Goya’s Prints: The Dawn of Modern Art


Goya’s Prints: The Dawn of Modern Art

November 28, 2009
March 07, 2010

About the Exhibition

November 28, 2009 – March 7, 2010

Francisco José de Goya y Lucientes
Well-Known Folly, from Los Proverbios, ca. 1816–24
Etching and burnished aquatint
Jack S. Blanton Curatorial Endowment Fund, 2007

The Blanton possesses some thirty of Goya’s prints, with several impressions from each of his major series. They include great rarities, like El Embozado, which was left unfinished at his death, and a number of recent acquisitions, like a brilliant proof impression from Los Proverbios.

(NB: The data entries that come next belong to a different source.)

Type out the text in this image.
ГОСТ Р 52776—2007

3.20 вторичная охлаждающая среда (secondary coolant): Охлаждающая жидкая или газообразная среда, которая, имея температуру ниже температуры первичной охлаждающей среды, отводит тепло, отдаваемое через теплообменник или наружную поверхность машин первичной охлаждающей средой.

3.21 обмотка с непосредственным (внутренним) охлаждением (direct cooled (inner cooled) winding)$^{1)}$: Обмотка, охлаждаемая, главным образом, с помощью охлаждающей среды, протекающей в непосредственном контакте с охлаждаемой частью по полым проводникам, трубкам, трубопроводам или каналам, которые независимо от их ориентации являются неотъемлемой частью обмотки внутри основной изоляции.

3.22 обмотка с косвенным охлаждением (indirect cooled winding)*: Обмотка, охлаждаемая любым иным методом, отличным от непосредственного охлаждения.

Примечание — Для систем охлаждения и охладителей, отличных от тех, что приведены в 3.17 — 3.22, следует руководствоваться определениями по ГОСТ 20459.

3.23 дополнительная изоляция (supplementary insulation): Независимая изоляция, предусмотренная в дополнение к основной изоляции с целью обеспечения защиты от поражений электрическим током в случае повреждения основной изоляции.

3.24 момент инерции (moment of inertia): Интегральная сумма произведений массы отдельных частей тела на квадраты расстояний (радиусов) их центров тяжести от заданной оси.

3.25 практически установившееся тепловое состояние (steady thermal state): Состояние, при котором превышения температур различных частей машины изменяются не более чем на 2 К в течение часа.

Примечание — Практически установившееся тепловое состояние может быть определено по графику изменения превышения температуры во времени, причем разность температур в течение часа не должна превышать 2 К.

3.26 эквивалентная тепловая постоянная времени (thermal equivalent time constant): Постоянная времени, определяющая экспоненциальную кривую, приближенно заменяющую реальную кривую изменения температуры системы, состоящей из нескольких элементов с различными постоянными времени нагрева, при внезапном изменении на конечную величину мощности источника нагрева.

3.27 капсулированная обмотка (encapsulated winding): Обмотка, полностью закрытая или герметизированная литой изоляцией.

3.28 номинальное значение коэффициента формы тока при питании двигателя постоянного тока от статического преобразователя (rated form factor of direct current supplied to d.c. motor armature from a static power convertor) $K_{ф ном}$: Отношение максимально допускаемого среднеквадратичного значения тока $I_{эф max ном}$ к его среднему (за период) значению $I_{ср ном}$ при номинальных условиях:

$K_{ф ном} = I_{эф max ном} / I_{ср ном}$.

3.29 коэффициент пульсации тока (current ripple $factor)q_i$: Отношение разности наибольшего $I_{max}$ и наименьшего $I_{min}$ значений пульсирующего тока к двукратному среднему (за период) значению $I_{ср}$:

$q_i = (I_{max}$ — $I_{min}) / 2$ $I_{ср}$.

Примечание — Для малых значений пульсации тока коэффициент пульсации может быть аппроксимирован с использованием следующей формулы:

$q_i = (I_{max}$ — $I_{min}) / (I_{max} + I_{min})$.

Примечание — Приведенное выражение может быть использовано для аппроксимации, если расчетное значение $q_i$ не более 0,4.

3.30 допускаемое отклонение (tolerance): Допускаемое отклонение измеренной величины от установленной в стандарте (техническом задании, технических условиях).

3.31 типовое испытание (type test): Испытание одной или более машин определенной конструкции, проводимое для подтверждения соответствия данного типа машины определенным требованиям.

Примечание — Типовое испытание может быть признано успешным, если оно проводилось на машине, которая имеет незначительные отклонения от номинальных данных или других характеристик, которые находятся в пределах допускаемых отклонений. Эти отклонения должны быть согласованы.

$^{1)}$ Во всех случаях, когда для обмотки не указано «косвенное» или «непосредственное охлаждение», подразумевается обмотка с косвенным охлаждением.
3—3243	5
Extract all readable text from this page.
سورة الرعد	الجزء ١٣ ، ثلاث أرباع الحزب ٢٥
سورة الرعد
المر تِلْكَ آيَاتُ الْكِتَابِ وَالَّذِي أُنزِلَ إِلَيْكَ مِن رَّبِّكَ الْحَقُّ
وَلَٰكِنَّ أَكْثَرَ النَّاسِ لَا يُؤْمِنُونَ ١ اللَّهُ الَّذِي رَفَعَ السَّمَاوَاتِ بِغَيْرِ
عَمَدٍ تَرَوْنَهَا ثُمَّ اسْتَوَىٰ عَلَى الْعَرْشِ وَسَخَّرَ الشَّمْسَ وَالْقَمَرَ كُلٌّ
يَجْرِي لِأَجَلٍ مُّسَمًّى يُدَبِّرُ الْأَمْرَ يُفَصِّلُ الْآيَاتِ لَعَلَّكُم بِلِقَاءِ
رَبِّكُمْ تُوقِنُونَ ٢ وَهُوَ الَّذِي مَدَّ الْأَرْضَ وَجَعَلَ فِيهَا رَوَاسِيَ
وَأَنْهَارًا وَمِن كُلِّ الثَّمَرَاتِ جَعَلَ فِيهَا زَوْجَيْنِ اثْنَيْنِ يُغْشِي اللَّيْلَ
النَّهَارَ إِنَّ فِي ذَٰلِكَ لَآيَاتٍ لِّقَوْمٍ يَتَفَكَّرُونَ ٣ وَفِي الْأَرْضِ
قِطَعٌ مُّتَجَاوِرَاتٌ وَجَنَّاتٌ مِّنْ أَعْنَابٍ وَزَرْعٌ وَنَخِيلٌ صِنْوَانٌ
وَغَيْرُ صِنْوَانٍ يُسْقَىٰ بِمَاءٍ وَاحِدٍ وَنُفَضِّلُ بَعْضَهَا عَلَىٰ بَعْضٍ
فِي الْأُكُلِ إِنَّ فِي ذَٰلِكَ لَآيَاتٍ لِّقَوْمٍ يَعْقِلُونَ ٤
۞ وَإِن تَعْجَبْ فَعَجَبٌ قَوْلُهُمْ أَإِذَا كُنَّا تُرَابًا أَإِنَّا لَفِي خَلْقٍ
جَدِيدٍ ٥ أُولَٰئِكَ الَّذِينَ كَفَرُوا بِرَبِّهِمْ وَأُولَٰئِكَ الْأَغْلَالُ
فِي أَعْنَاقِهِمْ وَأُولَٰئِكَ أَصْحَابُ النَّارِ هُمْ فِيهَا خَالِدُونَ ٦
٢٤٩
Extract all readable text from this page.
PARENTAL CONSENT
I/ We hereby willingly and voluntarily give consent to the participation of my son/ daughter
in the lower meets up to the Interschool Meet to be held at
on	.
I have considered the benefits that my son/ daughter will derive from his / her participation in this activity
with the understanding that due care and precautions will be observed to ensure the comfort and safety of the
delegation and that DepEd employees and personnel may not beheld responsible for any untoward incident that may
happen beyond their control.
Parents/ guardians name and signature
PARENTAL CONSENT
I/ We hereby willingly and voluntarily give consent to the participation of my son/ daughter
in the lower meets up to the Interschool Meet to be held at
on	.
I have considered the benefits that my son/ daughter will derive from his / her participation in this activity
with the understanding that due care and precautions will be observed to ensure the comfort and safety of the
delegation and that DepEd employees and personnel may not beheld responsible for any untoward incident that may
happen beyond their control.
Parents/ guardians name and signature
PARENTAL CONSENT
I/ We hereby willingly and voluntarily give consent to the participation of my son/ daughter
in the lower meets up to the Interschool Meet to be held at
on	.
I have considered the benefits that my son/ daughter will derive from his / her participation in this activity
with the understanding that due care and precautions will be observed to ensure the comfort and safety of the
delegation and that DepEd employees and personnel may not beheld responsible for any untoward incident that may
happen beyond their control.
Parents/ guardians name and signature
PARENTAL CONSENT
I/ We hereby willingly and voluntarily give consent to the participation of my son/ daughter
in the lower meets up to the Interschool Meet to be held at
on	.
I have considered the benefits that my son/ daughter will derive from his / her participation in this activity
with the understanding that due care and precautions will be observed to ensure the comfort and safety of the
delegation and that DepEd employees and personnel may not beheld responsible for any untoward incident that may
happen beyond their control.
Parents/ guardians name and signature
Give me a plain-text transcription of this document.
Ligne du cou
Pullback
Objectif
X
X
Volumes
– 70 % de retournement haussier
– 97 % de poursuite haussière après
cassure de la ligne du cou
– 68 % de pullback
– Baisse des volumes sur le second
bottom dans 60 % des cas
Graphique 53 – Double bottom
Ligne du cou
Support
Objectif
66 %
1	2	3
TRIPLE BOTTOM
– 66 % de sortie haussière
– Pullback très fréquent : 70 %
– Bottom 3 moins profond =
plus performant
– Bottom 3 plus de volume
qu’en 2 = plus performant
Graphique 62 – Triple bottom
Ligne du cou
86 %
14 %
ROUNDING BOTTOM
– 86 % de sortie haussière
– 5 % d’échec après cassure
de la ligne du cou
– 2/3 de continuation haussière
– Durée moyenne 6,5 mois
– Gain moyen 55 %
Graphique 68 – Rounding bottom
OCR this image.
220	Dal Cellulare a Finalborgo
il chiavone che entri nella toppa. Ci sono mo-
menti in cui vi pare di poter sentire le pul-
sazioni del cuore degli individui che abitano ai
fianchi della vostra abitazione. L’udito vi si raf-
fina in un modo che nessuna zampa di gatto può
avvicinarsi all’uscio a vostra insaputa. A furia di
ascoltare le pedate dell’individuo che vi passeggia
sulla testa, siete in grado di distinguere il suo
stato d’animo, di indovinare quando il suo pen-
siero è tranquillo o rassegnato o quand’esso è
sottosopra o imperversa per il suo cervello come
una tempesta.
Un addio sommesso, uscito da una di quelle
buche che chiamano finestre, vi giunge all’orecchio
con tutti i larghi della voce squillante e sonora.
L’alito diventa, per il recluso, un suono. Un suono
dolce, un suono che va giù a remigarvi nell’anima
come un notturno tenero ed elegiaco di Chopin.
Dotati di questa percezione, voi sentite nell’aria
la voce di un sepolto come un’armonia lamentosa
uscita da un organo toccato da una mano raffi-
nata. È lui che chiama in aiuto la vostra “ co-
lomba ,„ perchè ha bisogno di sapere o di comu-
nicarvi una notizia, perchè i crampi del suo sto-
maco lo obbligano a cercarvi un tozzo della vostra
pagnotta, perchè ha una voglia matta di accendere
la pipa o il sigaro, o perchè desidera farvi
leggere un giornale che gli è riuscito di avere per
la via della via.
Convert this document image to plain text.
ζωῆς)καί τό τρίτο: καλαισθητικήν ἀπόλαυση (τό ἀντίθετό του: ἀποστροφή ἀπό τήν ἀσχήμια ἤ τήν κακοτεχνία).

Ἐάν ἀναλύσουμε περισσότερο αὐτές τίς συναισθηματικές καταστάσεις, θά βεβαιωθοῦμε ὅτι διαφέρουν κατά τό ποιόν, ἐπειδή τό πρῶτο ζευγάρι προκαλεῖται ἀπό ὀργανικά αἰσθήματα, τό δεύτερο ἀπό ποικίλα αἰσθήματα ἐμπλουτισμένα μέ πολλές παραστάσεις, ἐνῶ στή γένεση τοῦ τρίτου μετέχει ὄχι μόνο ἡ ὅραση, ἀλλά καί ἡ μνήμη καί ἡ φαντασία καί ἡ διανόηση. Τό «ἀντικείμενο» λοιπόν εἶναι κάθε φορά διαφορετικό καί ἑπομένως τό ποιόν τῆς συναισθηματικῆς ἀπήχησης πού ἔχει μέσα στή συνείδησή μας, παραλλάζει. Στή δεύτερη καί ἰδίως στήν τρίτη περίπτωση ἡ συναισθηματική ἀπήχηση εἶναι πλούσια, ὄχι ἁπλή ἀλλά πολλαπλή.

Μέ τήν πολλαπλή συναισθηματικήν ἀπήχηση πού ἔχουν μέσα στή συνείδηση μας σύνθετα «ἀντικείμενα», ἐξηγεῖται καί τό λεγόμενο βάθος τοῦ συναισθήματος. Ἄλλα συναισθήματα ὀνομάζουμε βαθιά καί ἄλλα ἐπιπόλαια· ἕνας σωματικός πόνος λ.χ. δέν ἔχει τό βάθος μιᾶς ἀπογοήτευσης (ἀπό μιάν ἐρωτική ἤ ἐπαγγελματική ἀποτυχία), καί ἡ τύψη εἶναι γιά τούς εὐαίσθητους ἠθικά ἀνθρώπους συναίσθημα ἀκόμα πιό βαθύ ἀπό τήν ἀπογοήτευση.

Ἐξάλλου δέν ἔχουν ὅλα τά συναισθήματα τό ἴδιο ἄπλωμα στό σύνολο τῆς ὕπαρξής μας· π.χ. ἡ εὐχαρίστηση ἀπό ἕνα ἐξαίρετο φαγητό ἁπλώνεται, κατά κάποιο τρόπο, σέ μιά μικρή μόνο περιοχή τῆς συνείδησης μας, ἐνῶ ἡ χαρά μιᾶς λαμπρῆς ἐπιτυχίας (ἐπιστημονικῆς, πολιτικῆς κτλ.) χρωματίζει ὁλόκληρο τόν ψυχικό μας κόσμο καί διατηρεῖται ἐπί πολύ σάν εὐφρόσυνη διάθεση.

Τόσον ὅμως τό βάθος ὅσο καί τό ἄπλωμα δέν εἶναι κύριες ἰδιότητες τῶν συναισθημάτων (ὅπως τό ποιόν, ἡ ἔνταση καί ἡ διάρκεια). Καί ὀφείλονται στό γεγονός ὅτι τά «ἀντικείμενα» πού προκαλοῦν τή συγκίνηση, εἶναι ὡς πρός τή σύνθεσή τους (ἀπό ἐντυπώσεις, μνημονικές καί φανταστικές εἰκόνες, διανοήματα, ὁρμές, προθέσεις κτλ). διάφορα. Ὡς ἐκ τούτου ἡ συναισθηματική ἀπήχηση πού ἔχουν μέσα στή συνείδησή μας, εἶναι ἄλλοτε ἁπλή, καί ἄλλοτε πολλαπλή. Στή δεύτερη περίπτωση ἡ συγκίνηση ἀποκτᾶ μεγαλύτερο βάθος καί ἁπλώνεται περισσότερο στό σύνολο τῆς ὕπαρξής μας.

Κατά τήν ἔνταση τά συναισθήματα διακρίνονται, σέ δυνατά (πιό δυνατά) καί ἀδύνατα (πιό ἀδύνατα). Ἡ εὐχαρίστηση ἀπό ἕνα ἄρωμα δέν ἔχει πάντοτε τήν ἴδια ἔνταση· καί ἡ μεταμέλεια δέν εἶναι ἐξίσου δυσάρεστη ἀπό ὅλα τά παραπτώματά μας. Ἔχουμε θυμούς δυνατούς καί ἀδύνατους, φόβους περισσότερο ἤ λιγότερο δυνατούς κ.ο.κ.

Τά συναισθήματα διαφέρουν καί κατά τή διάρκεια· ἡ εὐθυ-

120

Printmaking was not just one of Goya’s principal activities. The subjects of his celebrated Caprichos were inspired by popular imagery, sayings and concerns that had never before reached the level of “high” art. In the Tauromaquia, bullfights became a pretext for upending traditional formal values, and later, a touchstone for artists from Manet to Picasso. His Disasters of War stripped any veneer or comfort from the typical heroic renderings of historical events. His late works plumbed the imagination beyond rational limit, predicting Symbolism and Surrealism. In many senses, and more than his paintings, Goya’s prints represent the dawn of modern art. A chance to reckon with Goya’s singular genius, this exhibition presents these prints as a group for the first time at The Blanton.

Goya is further explored in The Sleep of Reason: Goya’s Influence in Spanish America, an exhibition of works on paper by José Luis Cuevas, Ernesto Diera, Armando Morales, and Augusto Rendón, among others. Goya’s stark style and unflinching approach to reality provided a model for these artists wishing to convey the darker aspects of modern life.